Is this what you're thinking of?

TylerHelmuth commented 1 year ago

@dmitryax I forgot replace_pattern could use $1. You can remove a couple extra nil checks:

k8sattributes:
  extract:
    annotations:
      - tag_name: git.sha
        key: kubernetes.io/change-cause
transform:
  metric_statements:
    - context: resource
      statements:
        - delete(attributes["git.sha"]) where not IsMatch(attributes["git.sha"], "GIT_SHA=\w+")
        - replace_pattern(attributes["git.sha"], "GIT_SHA=(\w+)", "$1")

I see why it is so convenient to do the extraction within the k8sattributesprocessor - if you leave it for the transformprocessor then you have to explicitly check whether or not the attribute should be deleted.

If we add an extract function we could add an optional param to help with this:

k8sattributes:
  extract:
    annotations:
      - tag_name: k8s.change_cause
        key: kubernetes.io/change-cause
transform:
  metric_statements:
    - context: resource
      statements: 
        - extract(attributes, attributes["k8s.change_cause"], "GIT_SHA=(?P<git.sha>\w+)", deleteOriginal=true)
dmitryax commented 1 year ago

@TylerHelmuth LGTM. We should introduce that function before working on this issue to have simpler migration guidelines. Please see https://github.com/open-telemetry/opentelemetry-collector-contrib/issues/25834 and edit it if necessary

TylerHelmuth commented 1 year ago

@dmitryax after working on https://github.com/open-telemetry/opentelemetry-collector-contrib/issues/24599 for a bit I realized the existing extraction logic allows grabbing all the annotations/labels, which is really useful for users who want to grab everything. I believe the options we've discussed so far will remove that capability. I don't want to lose that feature, so if we move forward with removing key_regex then I think we should implement an "everything" configuration option like the one proposed in https://github.com/open-telemetry/opentelemetry-collector-contrib/issues/24599.
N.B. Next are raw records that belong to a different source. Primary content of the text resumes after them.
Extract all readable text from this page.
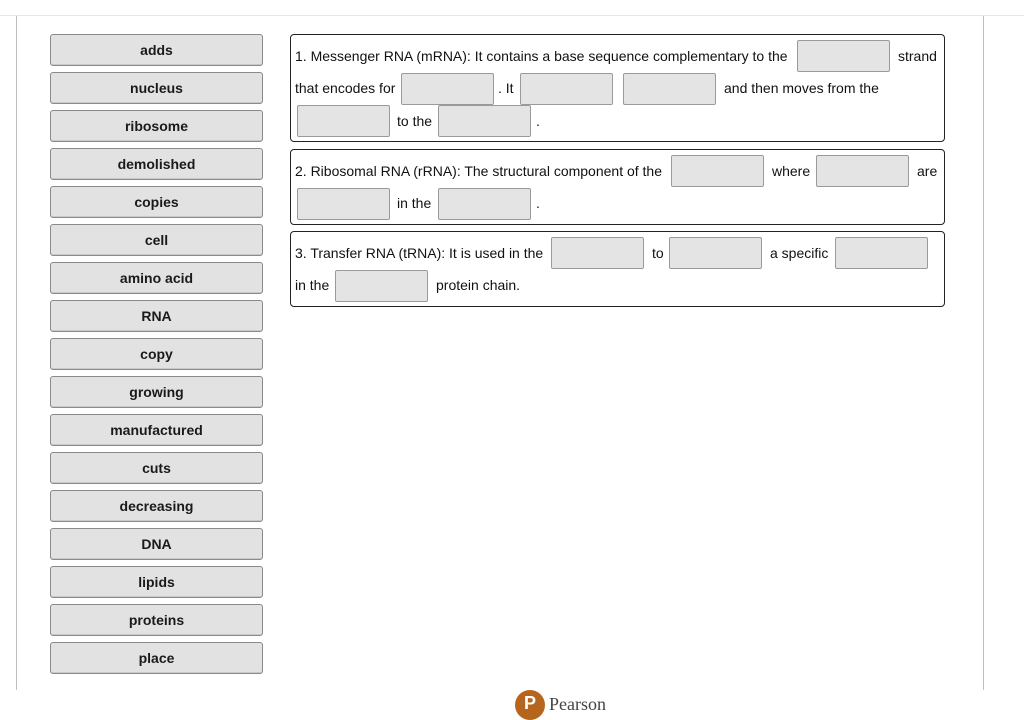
adds
nucleus
ribosome
demolished
copies
cell
amino acid
RNA
copy
growing
manufactured
cuts
decreasing
DNA
lipids
proteins
place
1. Messenger RNA (mRNA): It contains a base sequence complementary to the	strand
that encodes for	. It	and then moves from the
to the	.
2. Ribosomal RNA (rRNA): The structural component of the	where	are
in the	.
3. Transfer RNA (tRNA): It is used in the	to	a specific
in the	protein chain.
P Pearson
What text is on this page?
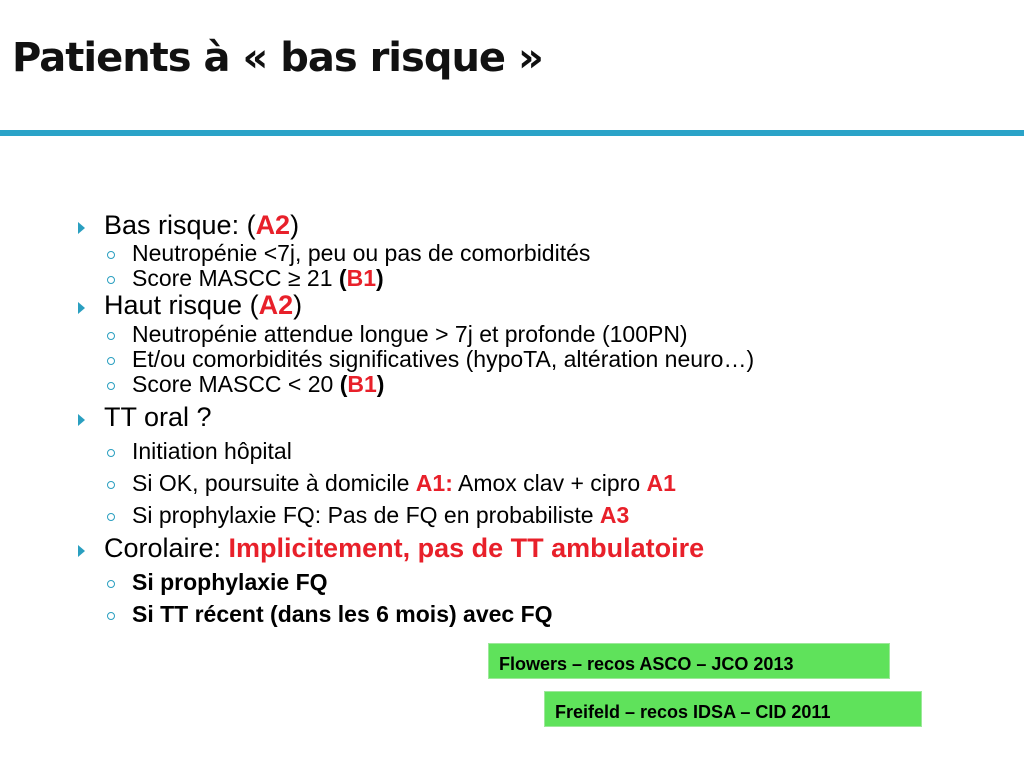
Patients à « bas risque »
Bas risque: (A2)
Neutropénie <7j, peu ou pas de comorbidités
Score MASCC ≥ 21 (B1)
Haut risque (A2)
Neutropénie attendue longue > 7j et profonde (100PN)
Et/ou comorbidités significatives (hypoTA, altération neuro…)
Score MASCC < 20 (B1)
TT oral ?
Initiation hôpital
Si OK, poursuite à domicile A1: Amox clav + cipro A1
Si prophylaxie FQ: Pas de FQ en probabiliste A3
Corolaire: Implicitement, pas de TT ambulatoire
Si prophylaxie FQ
Si TT récent (dans les 6 mois) avec FQ
Flowers – recos ASCO – JCO 2013
Freifeld – recos IDSA – CID 2011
dmitryax commented 1 year ago

We don't lose that feature with this proposal. I'm not asking to remove key_regex, I'm asking to remove regex which is applied on labels/annotation values not keys

dmitryax commented 1 year ago

I just found and fixed a typo in the issue description which likely brought the confusion

github-actions[bot] commented 1 year ago

This issue has been inactive for 60 days. It will be closed in 60 days if there is no activity. To ping code owners by adding a component label, see Adding Labels via Comments, or if you are unsure of which component this issue relates to, please ping @open-telemetry/collector-contrib-triagers. If this issue is still relevant, please ping the code owners or leave a comment explaining why it is still relevant. Otherwise, please close it.

Pinging code owners:

See Adding Labels via Comments if you do not have permissions to add labels yourself.

github-actions[bot] commented 11 months ago

This issue has been inactive for 60 days. It will be closed in 60 days if there is no activity. To ping code owners by adding a component label, see Adding Labels via Comments, or if you are unsure of which component this issue relates to, please ping @open-telemetry/collector-contrib-triagers. If this issue is still relevant, please ping the code owners or leave a comment explaining why it is still relevant. Otherwise, please close it.

Pinging code owners:

See Adding Labels via Comments if you do not have permissions to add labels yourself.

odubajDT commented 5 months ago

Hi, I would like to work on this issue cc @evan-bradley

TylerHelmuth commented 5 months ago

What is the equivalent Transform processor config for extracting the following:

processors:
  k8sattributes:
    extract:
      labels:
        - tag_name: $$1
          key_regex: (.*)
          from: pod
      annotations:
        - tag_name: $$1
          key_regex: (.*)
          from: pod
TylerHelmuth commented 3 months ago

The above comment was wrong as the scenario wasn't affected by the removal of the regex field.